Are you seeing any of what FDA Commissioner Scott Gottlieb, MD, called “shenanigans,” pharma practices that might keep these drugs expensive?
Some of these biologics have several patents, not just one. So pharmaceutical companies can keep the patent infringement litigation going for years and prevent other companies from making a biosimilar in the U.S.
Also, biologic manufacturers are now getting into the biosimilar space, arguing “Who better than us to make them?” That means they’re in competition with themselves and they’re not going to automatically lower the price.
Can we make the field more competitive?
With biosimilars, the whole idea is to foster competition. That idea was even highlighted by the recent President’s Cancer Panel Report. But they’re still complex molecules that require a major cost investment, so there’s a concern that competition will not be enough to substantially lower the escalating price of these products.
Competition is certainly needed because clearly these companies know that cancer patients and their families will often pay whatever it takes to get access to a new therapy. We can’t just leave it to market forces to limit the cost.

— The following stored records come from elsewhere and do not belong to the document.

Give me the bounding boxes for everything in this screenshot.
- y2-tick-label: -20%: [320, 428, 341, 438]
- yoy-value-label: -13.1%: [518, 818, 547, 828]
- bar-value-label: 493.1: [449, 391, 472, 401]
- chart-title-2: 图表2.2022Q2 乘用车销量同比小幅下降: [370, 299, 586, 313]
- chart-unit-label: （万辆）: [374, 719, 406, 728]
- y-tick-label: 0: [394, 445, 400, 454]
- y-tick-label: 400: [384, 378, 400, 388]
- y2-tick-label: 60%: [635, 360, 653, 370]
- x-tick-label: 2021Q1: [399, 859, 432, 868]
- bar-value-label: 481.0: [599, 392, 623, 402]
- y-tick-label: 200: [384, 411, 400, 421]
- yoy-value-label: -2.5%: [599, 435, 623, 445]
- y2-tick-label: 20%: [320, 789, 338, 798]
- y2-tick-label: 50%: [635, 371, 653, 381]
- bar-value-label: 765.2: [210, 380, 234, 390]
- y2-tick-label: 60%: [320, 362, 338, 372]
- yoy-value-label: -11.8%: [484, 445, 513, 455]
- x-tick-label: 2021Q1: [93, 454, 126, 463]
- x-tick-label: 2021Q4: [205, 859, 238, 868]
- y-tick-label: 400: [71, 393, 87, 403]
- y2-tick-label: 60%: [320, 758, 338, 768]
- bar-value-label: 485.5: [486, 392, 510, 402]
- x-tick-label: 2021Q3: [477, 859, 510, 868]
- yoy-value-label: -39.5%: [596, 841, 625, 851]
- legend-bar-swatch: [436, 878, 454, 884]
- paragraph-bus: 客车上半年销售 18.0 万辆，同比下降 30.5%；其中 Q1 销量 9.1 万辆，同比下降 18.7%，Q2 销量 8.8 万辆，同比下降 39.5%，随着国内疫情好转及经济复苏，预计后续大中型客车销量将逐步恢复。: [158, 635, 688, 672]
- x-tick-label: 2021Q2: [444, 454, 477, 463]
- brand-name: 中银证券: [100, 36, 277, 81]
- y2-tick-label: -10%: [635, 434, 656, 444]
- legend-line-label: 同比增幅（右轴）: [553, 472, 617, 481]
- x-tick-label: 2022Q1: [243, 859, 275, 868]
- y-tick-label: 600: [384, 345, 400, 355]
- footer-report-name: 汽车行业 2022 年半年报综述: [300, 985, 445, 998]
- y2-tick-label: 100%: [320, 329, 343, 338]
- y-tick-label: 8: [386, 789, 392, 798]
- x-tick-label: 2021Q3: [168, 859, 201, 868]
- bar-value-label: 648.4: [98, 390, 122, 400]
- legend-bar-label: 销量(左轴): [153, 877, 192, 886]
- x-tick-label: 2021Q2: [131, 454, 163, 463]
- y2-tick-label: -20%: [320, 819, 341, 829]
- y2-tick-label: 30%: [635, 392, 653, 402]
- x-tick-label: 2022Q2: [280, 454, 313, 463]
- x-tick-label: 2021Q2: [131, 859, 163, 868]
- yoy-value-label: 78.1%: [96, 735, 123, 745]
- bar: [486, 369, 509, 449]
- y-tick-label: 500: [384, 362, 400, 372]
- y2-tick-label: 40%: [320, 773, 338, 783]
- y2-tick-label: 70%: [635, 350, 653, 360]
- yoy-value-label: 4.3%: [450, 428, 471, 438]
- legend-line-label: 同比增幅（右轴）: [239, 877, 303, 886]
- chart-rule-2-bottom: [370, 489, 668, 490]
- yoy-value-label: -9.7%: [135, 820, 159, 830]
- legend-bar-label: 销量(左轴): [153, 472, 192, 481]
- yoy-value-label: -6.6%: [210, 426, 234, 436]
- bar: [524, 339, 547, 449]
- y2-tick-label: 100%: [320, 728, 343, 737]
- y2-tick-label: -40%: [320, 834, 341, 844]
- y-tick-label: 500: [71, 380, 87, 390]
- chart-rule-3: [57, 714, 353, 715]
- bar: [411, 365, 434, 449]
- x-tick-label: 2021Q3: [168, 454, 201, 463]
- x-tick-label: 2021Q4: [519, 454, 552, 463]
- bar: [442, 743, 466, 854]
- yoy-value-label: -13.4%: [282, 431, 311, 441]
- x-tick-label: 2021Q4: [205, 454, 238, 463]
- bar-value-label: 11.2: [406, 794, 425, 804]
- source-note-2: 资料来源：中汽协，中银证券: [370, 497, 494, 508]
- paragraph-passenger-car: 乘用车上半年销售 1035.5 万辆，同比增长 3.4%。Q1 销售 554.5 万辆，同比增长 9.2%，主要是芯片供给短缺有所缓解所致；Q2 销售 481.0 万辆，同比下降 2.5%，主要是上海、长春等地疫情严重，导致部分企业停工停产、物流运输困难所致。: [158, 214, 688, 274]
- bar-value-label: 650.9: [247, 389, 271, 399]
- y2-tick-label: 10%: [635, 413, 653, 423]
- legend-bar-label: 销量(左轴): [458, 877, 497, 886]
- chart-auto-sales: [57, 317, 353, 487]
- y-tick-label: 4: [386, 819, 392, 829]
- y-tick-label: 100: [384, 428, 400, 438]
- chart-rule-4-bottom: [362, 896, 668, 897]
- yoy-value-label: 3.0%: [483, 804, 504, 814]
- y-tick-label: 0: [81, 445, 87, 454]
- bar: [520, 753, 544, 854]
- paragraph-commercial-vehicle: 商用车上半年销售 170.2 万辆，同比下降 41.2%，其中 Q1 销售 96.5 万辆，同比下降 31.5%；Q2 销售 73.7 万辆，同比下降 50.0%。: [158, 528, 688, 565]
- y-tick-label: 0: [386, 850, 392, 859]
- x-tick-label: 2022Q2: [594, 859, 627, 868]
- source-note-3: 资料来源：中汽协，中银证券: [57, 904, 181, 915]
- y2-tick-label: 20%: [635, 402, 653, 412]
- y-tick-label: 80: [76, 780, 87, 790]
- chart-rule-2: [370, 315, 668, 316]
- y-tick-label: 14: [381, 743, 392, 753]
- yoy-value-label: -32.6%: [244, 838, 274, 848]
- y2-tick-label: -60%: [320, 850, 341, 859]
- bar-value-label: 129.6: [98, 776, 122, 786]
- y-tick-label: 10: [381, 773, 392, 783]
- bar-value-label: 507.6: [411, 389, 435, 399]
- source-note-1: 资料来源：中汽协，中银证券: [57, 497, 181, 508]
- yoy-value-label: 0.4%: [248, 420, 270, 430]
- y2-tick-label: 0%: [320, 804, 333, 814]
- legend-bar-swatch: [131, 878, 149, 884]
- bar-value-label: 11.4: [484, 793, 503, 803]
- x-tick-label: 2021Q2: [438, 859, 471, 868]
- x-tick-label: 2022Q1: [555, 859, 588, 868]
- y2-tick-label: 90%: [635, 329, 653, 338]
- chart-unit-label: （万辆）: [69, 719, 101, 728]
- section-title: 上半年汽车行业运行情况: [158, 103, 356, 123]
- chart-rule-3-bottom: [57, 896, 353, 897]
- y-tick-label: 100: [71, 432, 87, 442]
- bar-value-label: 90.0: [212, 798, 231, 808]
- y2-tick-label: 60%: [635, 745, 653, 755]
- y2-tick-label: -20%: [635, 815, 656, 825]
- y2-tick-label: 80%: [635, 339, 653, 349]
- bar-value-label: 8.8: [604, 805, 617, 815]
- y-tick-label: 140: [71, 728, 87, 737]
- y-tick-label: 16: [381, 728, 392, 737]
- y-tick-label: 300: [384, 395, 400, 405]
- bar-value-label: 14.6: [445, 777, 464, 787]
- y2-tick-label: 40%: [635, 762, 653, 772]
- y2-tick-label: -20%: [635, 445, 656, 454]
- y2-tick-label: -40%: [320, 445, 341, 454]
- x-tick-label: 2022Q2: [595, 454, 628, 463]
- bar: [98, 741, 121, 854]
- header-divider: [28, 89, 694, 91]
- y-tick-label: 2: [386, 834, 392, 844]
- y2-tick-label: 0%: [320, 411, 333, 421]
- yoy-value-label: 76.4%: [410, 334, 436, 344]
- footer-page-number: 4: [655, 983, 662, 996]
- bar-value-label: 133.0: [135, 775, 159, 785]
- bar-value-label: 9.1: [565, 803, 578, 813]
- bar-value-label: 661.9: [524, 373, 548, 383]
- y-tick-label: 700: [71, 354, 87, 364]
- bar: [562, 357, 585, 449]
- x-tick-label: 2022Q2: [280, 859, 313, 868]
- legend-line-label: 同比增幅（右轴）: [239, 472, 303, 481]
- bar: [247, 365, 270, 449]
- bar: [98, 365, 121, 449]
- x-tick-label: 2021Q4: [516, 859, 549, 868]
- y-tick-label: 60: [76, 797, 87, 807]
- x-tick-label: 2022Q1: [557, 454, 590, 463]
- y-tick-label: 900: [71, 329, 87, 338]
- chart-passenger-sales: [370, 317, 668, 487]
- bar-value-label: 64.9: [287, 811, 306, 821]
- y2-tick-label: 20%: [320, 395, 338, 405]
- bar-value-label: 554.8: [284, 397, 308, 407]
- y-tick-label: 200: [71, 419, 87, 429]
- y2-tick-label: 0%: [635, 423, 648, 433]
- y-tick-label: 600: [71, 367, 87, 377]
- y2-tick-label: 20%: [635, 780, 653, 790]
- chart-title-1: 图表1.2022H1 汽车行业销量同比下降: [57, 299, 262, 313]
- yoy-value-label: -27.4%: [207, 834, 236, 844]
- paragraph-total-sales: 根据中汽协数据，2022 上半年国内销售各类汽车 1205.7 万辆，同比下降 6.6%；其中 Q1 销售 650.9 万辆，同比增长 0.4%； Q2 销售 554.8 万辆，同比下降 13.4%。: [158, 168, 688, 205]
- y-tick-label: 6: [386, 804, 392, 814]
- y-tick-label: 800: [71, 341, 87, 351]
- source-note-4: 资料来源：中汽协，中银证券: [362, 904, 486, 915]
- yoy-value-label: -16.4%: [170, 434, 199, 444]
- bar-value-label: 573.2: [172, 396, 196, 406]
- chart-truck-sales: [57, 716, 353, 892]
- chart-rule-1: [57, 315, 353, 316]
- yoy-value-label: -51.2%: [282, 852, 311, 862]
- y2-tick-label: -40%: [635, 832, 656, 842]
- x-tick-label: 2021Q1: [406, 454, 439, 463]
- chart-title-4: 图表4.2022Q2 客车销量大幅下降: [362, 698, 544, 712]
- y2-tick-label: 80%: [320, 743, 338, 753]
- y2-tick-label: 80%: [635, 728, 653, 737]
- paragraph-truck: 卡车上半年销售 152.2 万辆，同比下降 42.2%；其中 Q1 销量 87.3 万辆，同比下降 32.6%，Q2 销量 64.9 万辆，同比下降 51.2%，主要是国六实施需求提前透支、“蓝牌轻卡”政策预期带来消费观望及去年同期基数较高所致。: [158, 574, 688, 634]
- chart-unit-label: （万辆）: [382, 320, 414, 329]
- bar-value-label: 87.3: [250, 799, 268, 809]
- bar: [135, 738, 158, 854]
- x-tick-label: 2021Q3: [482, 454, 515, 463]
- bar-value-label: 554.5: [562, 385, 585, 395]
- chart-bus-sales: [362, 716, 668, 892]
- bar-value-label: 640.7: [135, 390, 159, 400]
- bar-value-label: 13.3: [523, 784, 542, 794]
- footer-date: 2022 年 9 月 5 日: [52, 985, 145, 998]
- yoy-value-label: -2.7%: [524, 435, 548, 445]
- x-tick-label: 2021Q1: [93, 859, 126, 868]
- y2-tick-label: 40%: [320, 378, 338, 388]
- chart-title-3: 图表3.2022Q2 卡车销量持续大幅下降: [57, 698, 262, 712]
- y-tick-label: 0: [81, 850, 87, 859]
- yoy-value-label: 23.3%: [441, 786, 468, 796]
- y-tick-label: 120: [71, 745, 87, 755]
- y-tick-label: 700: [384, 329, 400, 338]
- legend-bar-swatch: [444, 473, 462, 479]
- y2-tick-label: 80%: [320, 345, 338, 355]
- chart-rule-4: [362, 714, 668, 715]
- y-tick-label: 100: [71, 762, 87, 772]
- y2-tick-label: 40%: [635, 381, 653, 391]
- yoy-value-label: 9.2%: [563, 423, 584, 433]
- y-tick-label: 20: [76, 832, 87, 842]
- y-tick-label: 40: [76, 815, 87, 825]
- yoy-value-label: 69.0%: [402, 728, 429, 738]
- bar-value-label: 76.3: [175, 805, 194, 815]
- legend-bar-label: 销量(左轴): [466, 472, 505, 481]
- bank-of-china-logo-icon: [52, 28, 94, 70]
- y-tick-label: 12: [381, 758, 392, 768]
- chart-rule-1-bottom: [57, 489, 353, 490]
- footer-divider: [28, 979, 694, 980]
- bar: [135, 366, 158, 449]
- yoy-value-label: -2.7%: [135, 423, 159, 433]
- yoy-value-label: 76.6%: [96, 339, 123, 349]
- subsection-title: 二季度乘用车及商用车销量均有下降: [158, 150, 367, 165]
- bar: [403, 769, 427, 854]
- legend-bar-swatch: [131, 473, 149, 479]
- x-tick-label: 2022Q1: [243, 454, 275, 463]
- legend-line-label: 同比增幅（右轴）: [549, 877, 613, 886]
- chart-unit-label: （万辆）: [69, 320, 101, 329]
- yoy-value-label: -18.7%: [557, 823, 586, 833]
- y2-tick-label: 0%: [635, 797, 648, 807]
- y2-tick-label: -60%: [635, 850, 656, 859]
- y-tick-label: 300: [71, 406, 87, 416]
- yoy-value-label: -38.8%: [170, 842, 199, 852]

One proposal is to put a cap on how much pharmaceutical companies can charge for “me-too-biologics” [biologics that target the same molecular pathways but are developed independently]. And putting a cap on what biosimilars can charge might begin to blunt that vicious cycle. The challenge is you can’t make it so draconian that companies decide it’s not worth it because there will be no competition.
Are there other things that can be done to bring down costs?
We need to find a way. There needs to be some regulation, or else the only ones not profiting in all of this will be the patients — and it’s their lives that are at stake.
Again, some of these agents are miracle drugs, but others may only improve median survival by a month or weeks, days, or not at all. Yet they’re being priced as the market will bear so patients are paying top dollar for nominal benefit. Value-based pricing — allowing the Centers for Medicare and Medicaid Services to set or negotiate prices with manufacturers, to set or negotiate the price with the company in proportion to the drug’s benefit, its value to patients and the system — makes so much sense.
But it takes political will, it takes determination, and it takes vocal patient advocates and providers. Industry isn’t going to do this on its own, and Congress doesn’t seem compelled to do much either.
The ballot box is always there, but the voice of the patient and those in the health care field can be influential. We have to be far more vocal — it’s not just about cost, it’s about doing what’s right and assuring appropriate access to these exciting, potentially curative drugs.